Quiche is such a nice lunch food. Its brilliant hot straight from the oven but also works well in packed lunches. A friend came to visit at the weekend and said how much she loved quiche so in an attempt to make a healthy lunch for us, I wrangled this together. Ok so it is made with filo pastry, not quite the buttery allure of shortcrust but still has a nice crunch.
Roasted Pepper, Brocolli and Cheese Quiche:
Serves 4, 4pp per serving
- 100g filo pastry sheets
- 200g brocolli, boiled or steamed but still al dente!
- 2 red peppers
- 2 eggs
- 150ml skimmed milk
- 25g grated cheese
- salt and pepper
- Cut the peppers in half and spray with cooking spray. Roast in the oven at 180 degrees celsius for approx 20 minutes until soft and slightly chargrilled.
- Peel the skins off the peppers, they should come away easily.

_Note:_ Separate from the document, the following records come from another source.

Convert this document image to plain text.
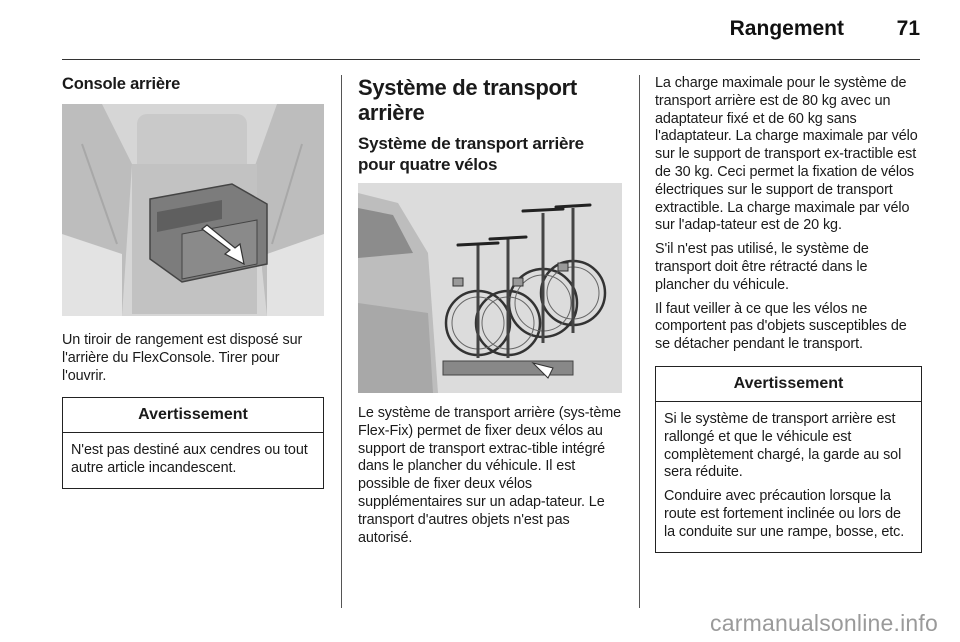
Rangement	71
Console arrière

Un tiroir de rangement est disposé sur l'arrière du FlexConsole. Tirer pour l'ouvrir.

Avertissement

N'est pas destiné aux cendres ou tout autre article incandescent.

Système de transport arrière
Système de transport arrière pour quatre vélos

Le système de transport arrière (sys-tème Flex-Fix) permet de fixer deux vélos au support de transport extrac-tible intégré dans le plancher du véhicule. Il est possible de fixer deux vélos supplémentaires sur un adap-tateur. Le transport d'autres objets n'est pas autorisé.

La charge maximale pour le système de transport arrière est de 80 kg avec un adaptateur fixé et de 60 kg sans l'adaptateur. La charge maximale par vélo sur le support de transport ex-tractible est de 30 kg. Ceci permet la fixation de vélos électriques sur le support de transport extractible. La charge maximale par vélo sur l'adap-tateur est de 20 kg.

S'il n'est pas utilisé, le système de transport doit être rétracté dans le plancher du véhicule.

Il faut veiller à ce que les vélos ne comportent pas d'objets susceptibles de se détacher pendant le transport.

Avertissement

Si le système de transport arrière est rallongé et que le véhicule est complètement chargé, la garde au sol sera réduite.

Conduire avec précaution lorsque la route est fortement inclinée ou lors de la conduite sur une rampe, bosse, etc.

carmanualsonline.info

Cut the pepper into chunks.
- Spray an 8 inch flan tin with low fat cooking spray. place the flan tin on an flat oven tray.
- Layer the filo sheets across the flan tin so that they cover all of the inside of the tin. Press them into the ridges in the tin.
- Scatter the peppers and cooked brocolli evenly across the pastry.
- In a bowl, beat the eggs well, season with salt and pepper and beat in the milk.
- Add the egg mixture to the pastry , ensuring that the fillings remain evenly spaced.
- Sprinkle on top the grated cheese and transfer to the oven.
- Bake for 25 – 30 minutes at 180 degrees.
- Serve on its own or with a side salad for a more substantial meal.